In the middle of the night, a young girl called the police because her parents wouldn’t wake up—and what officers found at the house stunned everyone.

What the police didn’t yet know was that the real key to the case wasn’t in the cameras, nor in the tampered boiler, but in a children’s notebook that Sofia had kept under her bed. A notebook that contained drawings that, unintentionally, were practically confessions in the form of pictures.

The next day, Sofia was taken to the temporary foster home. She had her backpack, her stuffed animal… and the notebook that no one had yet checked. When a caregiver opened it during the night, she discovered something disturbing: pencil drawings, seemingly innocent, but depicting situations that dangerously matched the girl’s statements.

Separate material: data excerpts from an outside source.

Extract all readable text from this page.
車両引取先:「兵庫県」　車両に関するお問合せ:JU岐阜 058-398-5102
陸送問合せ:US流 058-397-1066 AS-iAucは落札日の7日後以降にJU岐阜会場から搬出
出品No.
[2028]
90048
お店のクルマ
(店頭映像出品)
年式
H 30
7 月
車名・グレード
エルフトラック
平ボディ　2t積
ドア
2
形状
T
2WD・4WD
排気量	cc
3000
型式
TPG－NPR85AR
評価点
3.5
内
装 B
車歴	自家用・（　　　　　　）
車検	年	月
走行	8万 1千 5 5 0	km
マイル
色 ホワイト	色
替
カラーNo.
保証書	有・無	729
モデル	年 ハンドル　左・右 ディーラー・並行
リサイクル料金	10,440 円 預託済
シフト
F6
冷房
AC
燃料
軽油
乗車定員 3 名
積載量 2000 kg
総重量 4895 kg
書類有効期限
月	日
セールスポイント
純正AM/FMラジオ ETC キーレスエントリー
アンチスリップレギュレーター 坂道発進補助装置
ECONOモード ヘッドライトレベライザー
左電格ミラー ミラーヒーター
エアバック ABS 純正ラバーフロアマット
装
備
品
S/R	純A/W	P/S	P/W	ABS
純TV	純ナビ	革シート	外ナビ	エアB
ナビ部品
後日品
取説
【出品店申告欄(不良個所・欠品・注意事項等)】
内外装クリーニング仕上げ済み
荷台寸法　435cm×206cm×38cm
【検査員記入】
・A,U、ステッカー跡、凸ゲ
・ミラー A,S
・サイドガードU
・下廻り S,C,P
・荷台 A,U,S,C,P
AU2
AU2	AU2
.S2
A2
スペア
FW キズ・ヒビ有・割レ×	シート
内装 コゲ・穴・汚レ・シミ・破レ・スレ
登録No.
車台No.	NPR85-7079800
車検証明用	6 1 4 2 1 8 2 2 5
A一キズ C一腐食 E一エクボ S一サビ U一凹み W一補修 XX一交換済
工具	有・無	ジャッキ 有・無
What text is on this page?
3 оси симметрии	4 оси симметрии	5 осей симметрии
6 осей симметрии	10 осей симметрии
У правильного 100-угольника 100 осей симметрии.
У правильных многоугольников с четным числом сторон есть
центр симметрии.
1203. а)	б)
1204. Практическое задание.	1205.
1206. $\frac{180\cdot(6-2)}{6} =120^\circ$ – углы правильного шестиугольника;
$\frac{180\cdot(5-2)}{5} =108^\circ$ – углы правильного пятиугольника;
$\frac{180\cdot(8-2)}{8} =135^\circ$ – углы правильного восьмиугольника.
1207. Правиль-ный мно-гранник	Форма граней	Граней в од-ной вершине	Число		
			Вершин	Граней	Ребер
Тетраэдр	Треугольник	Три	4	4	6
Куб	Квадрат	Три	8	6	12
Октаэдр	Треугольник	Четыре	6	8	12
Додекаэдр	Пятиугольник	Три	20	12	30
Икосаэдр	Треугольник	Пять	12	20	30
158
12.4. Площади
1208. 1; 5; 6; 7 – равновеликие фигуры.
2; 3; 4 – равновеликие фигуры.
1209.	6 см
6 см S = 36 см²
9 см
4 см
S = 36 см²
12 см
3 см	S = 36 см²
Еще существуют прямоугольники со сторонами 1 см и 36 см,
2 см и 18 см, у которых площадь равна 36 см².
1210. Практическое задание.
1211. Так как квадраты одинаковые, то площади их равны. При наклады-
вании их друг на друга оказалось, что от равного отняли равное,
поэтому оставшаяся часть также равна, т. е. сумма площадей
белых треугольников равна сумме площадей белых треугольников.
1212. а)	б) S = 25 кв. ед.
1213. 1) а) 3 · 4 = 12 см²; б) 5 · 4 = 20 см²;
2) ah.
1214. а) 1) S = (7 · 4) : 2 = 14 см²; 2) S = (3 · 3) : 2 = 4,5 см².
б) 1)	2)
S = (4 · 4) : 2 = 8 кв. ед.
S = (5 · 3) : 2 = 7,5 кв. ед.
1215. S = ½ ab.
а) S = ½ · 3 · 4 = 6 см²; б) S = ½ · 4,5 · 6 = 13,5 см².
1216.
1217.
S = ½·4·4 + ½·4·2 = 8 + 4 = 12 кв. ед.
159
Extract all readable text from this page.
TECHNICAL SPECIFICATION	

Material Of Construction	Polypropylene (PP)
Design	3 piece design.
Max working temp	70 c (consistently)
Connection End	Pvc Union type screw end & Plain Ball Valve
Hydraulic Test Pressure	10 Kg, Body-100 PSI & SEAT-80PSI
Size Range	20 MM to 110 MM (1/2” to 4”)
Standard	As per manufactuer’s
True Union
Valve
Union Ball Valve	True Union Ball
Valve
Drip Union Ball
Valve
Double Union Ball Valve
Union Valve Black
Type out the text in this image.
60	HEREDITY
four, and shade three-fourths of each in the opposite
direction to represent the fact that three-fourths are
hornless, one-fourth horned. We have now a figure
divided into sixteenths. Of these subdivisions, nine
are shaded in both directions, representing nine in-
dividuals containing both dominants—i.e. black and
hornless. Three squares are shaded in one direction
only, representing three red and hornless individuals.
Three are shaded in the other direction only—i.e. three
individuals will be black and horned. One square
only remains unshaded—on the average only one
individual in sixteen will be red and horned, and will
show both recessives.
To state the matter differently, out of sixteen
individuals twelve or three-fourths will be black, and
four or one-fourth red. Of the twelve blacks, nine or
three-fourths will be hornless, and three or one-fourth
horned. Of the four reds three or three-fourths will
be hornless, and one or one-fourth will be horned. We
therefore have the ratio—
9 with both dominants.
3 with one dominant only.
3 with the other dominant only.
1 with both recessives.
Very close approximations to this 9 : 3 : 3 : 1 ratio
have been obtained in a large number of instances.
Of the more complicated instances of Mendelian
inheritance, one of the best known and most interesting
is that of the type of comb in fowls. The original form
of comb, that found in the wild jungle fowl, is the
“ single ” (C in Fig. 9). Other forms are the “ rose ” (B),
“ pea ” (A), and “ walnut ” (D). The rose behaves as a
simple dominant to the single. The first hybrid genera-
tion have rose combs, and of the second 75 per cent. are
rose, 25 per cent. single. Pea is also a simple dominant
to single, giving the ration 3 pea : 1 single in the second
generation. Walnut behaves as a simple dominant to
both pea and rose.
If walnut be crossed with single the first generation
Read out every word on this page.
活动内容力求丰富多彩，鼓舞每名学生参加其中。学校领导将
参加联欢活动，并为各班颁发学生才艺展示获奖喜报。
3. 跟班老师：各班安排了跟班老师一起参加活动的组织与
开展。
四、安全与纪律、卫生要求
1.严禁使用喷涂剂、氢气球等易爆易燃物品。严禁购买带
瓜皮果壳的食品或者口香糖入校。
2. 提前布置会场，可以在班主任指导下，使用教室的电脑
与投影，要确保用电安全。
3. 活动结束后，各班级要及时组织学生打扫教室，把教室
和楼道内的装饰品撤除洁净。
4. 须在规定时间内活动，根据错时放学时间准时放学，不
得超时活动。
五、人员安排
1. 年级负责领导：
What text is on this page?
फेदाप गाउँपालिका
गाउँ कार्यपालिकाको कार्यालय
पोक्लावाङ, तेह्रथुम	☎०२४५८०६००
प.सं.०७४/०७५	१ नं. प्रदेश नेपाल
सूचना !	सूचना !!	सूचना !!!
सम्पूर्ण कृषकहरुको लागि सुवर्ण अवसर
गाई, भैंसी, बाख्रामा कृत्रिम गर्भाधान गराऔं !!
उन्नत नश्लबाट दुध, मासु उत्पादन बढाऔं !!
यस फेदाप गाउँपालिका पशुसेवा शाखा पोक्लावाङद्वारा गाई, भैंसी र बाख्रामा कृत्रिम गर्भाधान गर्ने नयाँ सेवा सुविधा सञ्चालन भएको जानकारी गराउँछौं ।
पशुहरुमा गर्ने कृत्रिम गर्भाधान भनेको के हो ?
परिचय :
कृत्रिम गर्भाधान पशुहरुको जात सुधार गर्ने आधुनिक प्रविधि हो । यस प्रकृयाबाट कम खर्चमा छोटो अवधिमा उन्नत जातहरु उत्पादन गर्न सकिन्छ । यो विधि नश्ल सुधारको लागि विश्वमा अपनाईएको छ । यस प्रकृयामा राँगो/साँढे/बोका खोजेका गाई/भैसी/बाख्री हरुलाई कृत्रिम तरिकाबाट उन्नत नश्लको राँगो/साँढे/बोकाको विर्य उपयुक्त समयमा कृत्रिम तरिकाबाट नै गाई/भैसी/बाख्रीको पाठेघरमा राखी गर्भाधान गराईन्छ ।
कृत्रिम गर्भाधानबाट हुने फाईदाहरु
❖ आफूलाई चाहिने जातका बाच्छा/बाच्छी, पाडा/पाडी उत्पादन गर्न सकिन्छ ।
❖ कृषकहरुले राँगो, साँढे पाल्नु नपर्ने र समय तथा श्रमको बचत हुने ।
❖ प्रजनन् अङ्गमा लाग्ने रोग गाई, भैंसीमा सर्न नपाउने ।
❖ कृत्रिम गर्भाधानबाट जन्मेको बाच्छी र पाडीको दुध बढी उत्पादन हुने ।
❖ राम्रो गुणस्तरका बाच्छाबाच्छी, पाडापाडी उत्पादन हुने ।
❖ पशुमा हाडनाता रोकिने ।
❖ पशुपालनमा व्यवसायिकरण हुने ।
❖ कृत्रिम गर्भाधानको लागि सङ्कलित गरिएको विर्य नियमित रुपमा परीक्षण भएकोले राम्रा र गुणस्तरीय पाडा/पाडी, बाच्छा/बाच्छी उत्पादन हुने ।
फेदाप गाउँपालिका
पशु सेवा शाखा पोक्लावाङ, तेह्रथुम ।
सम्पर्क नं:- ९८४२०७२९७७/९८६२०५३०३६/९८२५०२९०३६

In one of them, several faceless men stood in front of her house. In another, her father argued on the phone while her mother cried in the kitchen. And in the last one, the most disturbing, there was a drawing of her room, with her awake in bed, and a black figure coming down the stairs to the basement, where the boiler was.

The police were notified immediately.
When Morales arrived, he asked Sofía to explain that last drawing. The little girl, hugging her stuffed animal, answered in a low voice:
” I heard footsteps… they were heavy… I thought it was Dad, but he was already in his room…
” “Did you see that person?
” ” Only their shadow… they were on the stairs… I was scared…”
“Before your parents fell asleep?
” ” Yes… I think so…”

That changed everything. If the figure had been in the house before the parents went to bed, it meant the intruder had entered without forcing any doors. Either it knew the house very well, or someone had let it in.

Police examined the father’s phone, found on the nightstand. Among the deleted messages, they recovered a conversation with a contact saved simply as “R.”:
“The deadline is tomorrow. I don’t want any excuses.”
“If there’s no payment, there will be consequences.”

But the most unexpected revelation came when they checked the family’s bank account. For three months they had received a small, consistent deposit, always the same amount, always from the same source: a shell company that, upon investigation, turned out to be a front for a group of loan sharks linked to violent extortion.

When they confronted the nearest neighbor, a man named Raúl Montenegro, they discovered that he too had received those men weeks earlier. And when questioned, he ended up confessing that he had recommended Sofía’s father take out that loan “because he saw no other way out.”

Montenegro acknowledged something else:
—One of them was limping… on his right foot.